As a gay teacher from the south, what would happen if I refused to educate children who are known to condemn my lifestyle and profess hatred. It SHOULD be my moral right…shouldn’t it??? Of course I’m being sarcastic…but when the tables are turned it doesn’t look as righteous as the conservatives make it out to look. Also, will they deny treatment to adolescent homosexuals as well? Or will they deny treatment to straight children who’s parents are gay because their families cause uncomfortable feelings in the waiting room? hummmmmmnnnnn?
Think Folks!!!
Our Southern Brothers & Sisters need help!!!
Think hard about targeting some giving specifically in their direction, and SOON.
Community Center Benefits?
Throw one & send the proceeds to Baton Rouge PFLAG.
Tea Dance? Take up a collection.
Of course, anyone down there who can make suggestions for where the money should go for the purpose of defeating this thing, please speak up!!!
All of our boats sit on the surface, and we ALL need to raise that surface!!!
@ Kristie–it hasn’t gone as far as condoms (yet), but I can tell you this crap (restricting access to reproduction-related pharmaceuticals) has been going on in Ohio for the last few years. Other states too.
How is it in 2009 that the United states becomes more and more oppressive??? As a Canadian I take this kind of crap very seriously.
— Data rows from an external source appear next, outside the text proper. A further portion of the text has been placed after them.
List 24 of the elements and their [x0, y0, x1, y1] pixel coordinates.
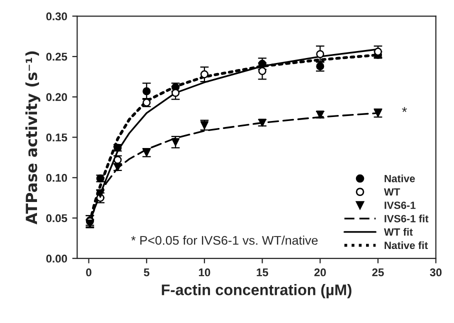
x-tick-label: 25 — [372, 268, 384, 276]
legend-label: IVS6-1 fit — [384, 214, 428, 222]
y-tick-label: 0.15 — [46, 134, 68, 142]
x-tick-label: 0 — [86, 268, 92, 276]
annotation: * P<0.05 for IVS6-1 vs. WT/native — [131, 236, 318, 245]
y-tick-label: 0.05 — [46, 214, 68, 222]
legend-label: Native — [384, 174, 415, 182]
y-tick-label: 0.10 — [46, 174, 68, 182]
x-axis-title: F-actin concentration (µM) — [162, 284, 352, 298]
y-tick-label: 0.20 — [46, 93, 68, 102]
x-tick-label: 10 — [198, 268, 210, 276]
legend-label: WT fit — [384, 228, 413, 236]
x-tick-label: 30 — [430, 268, 442, 276]
y-tick-label: 0.25 — [46, 52, 68, 61]
legend-label: IVS6-1 — [384, 202, 416, 209]
y-tick-label: 0.00 — [46, 254, 68, 263]
legend-label: Native fit — [384, 241, 428, 250]
x-tick-label: 20 — [314, 268, 326, 276]
y-tick-label: 0.30 — [46, 12, 68, 20]
legend-label: WT — [384, 188, 400, 196]
x-tick-label: 5 — [144, 268, 150, 276]
x-tick-label: 15 — [256, 268, 268, 276]
y-axis-title: ATPase activity (s⁻¹) — [25, 51, 40, 224]
annotation: * — [402, 107, 407, 112]
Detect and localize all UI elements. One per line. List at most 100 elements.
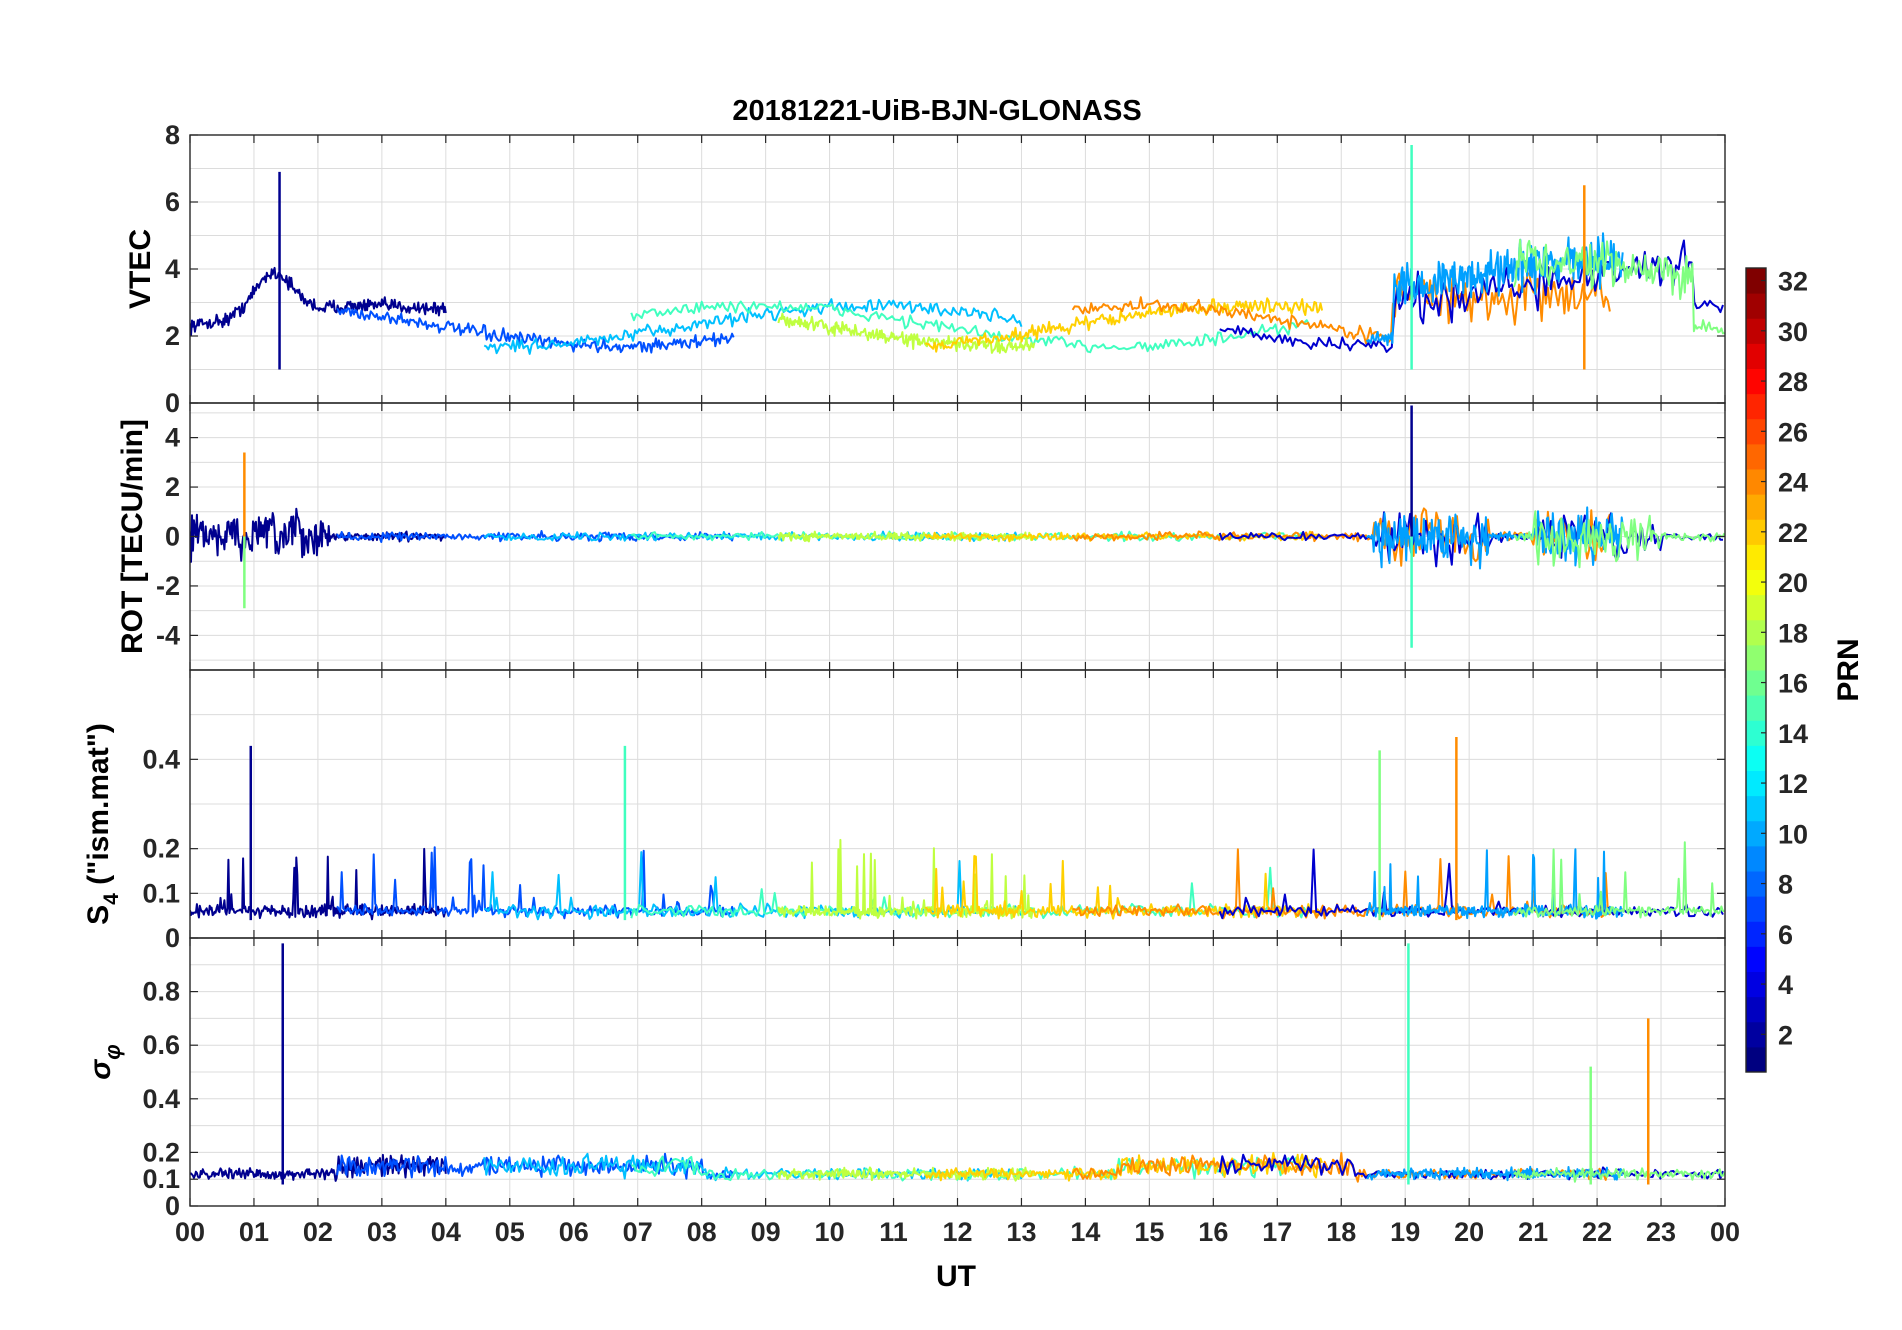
x-tick-label: 10 [815, 1217, 845, 1247]
sigma_phi-series-7 [1071, 1152, 1611, 1183]
x-tick-label: 23 [1646, 1217, 1676, 1247]
rot-y-axis-label: ROT [TECU/min] [116, 419, 149, 654]
colorbar-tick-label: 12 [1778, 769, 1808, 799]
s4-y-tick-label: 0.4 [142, 744, 180, 774]
colorbar-tick-label: 32 [1778, 267, 1808, 297]
colorbar-cell [1746, 871, 1766, 897]
colorbar-cell [1746, 469, 1766, 495]
colorbar-cell [1746, 971, 1766, 998]
rot-y-tick-label: 0 [165, 522, 180, 552]
rot-series-10 [1513, 510, 1725, 569]
colorbar-cell [1746, 795, 1766, 822]
sigma_phi-series-group [190, 943, 1725, 1185]
colorbar-cell [1746, 644, 1766, 671]
vtec-series-5 [777, 312, 1036, 354]
colorbar-cell [1746, 1046, 1766, 1073]
vtec-series-2 [336, 307, 735, 354]
colorbar-cell [1746, 268, 1766, 294]
x-tick-label: 07 [623, 1217, 653, 1247]
colorbar-cell [1746, 393, 1766, 420]
s4-y-axis-label: S4 ("ism.mat") [82, 723, 123, 925]
x-tick-label: 09 [751, 1217, 781, 1247]
colorbar-cell [1746, 318, 1766, 344]
x-tick-label: 11 [879, 1217, 908, 1247]
rot-y-tick-label: -4 [156, 620, 180, 650]
rot-y-tick-label: -2 [156, 571, 180, 601]
x-tick-label: 05 [495, 1217, 525, 1247]
colorbar-cell [1746, 820, 1766, 847]
x-tick-label: 08 [687, 1217, 717, 1247]
colorbar-cell [1746, 845, 1766, 872]
colorbar-cell [1746, 896, 1766, 922]
vtec-series-1 [190, 266, 447, 337]
colorbar-tick-label: 24 [1778, 468, 1808, 498]
vtec-y-axis-label: VTEC [124, 229, 157, 309]
colorbar-cell [1746, 770, 1766, 797]
x-tick-label: 19 [1390, 1217, 1420, 1247]
vtec-series-6 [924, 297, 1324, 353]
colorbar-cell [1746, 996, 1766, 1023]
colorbar-tick-label: 20 [1778, 568, 1808, 598]
x-tick-label: 22 [1582, 1217, 1612, 1247]
chart-title: 20181221-UiB-BJN-GLONASS [732, 95, 1141, 127]
colorbar-tick-label: 10 [1778, 819, 1808, 849]
vtec-y-tick-label: 8 [165, 120, 180, 150]
colorbar-tick-label: 26 [1778, 417, 1808, 447]
colorbar-tick-label: 8 [1778, 870, 1793, 900]
colorbar-cell [1746, 594, 1766, 621]
x-tick-label: 02 [303, 1217, 333, 1247]
colorbar-cell [1746, 569, 1766, 596]
colorbar-cell [1746, 293, 1766, 319]
x-tick-label: 16 [1198, 1217, 1228, 1247]
colorbar-tick-label: 4 [1778, 970, 1793, 1000]
colorbar-cell [1746, 695, 1766, 721]
sigma_phi-series-1 [190, 1153, 447, 1182]
x-tick-label: 13 [1006, 1217, 1036, 1247]
vtec-y-tick-label: 0 [165, 388, 180, 418]
colorbar-cell [1746, 418, 1766, 445]
x-tick-label: 01 [239, 1217, 269, 1247]
vtec-series-10 [1512, 238, 1725, 335]
x-tick-label: 00 [1710, 1217, 1740, 1247]
rot-series-group [190, 405, 1725, 648]
colorbar-tick-label: 16 [1778, 669, 1808, 699]
s4-series-group [190, 737, 1725, 921]
colorbar-cell [1746, 519, 1766, 545]
colorbar-label: PRN [1832, 638, 1865, 701]
vtec-y-tick-label: 4 [165, 254, 180, 284]
colorbar-cell [1746, 720, 1766, 746]
colorbar-cell [1746, 670, 1766, 696]
x-tick-label: 12 [942, 1217, 972, 1247]
colorbar-tick-label: 22 [1778, 518, 1808, 548]
s4-series-10 [1513, 841, 1725, 919]
sigma-phi-y-axis-label: σφ [84, 1044, 125, 1079]
sigma_phi-y-tick-label: 0.8 [142, 977, 180, 1007]
colorbar-tick-label: 6 [1778, 920, 1793, 950]
vtec-series-4 [630, 300, 1311, 354]
colorbar-cell [1746, 494, 1766, 520]
x-tick-label: 06 [559, 1217, 589, 1247]
colorbar-cell [1746, 544, 1766, 570]
s4-series-5 [777, 838, 1036, 920]
colorbar-cell [1746, 443, 1766, 470]
sigma_phi-y-tick-label: 0.4 [142, 1084, 180, 1114]
sigma_phi-series-5 [777, 1166, 1036, 1182]
x-axis-label: UT [936, 1260, 976, 1293]
colorbar-tick-label: 14 [1778, 719, 1808, 749]
x-tick-label: 00 [175, 1217, 205, 1247]
colorbar-cell [1746, 745, 1766, 771]
x-tick-label: 17 [1262, 1217, 1292, 1247]
s4-y-tick-label: 0 [165, 923, 180, 953]
panel-vtec: 0 2 4 6 8 VTEC [124, 120, 1726, 418]
colorbar-cell [1746, 368, 1766, 395]
panel-s4: 0 0.1 0.2 0.4 S4 ("ism.mat") [82, 669, 1726, 953]
s4-y-tick-label: 0.2 [142, 834, 180, 864]
x-tick-label: 21 [1518, 1217, 1548, 1247]
vtec-series-3 [483, 298, 1023, 355]
vtec-y-tick-label: 6 [165, 187, 180, 217]
colorbar-cell [1746, 1021, 1766, 1048]
sigma_phi-y-tick-label: 0.1 [142, 1164, 180, 1194]
x-tick-label: 03 [367, 1217, 397, 1247]
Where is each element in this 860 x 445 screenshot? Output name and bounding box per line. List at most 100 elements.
I refuse to spend vacation dollars anywhere in the States that relegates my gay and lesbian et al brethren to statuses not befitting a cow. How dare these fools do this to their fellow citizens!!! It is important for us all to write our distaste for this inhumane treatment and allow these lawmakers to see in dollars what they lose by such horrid discrimination. Just because I have the priveledge of being protected from this bigotry does not allow me as a fellow human being to sit back and not do something. All it takes is a three minute email folks. Let’s all stand up together!
Isn’t it cute how they call their intentional inability to do their job “conscience”? I sure hope that such people will not be funded via Obama’s health care repair.
Well, with this bit in the proposed statute, “… dispensation of drugs affecting the reproductive process…”
it seems that physicians could also refuse to write prescriptions for birth control as well and pharmacies could refuse to fill them. Going even further, you could have clerks declining to sell condoms using this as a protection. It’s ridiculous!
Health care providers are not there to make moral judgements about people’s lives and lifestyles. They are there to provide medical care for their patients, period.
Once you start down this slippery slope you’re going to end up sliding down into a crap hole where you have people dying left and right because doctors are now allowed to just forget their oath and only treat people they like and approve of morally. Disgusting!
Wow. This is stunning. I’ve read and written about the “conscious regulation” when it comes to reproductive issues, but denying care altogether…wow. I’m glad PFLAG is working to stop this.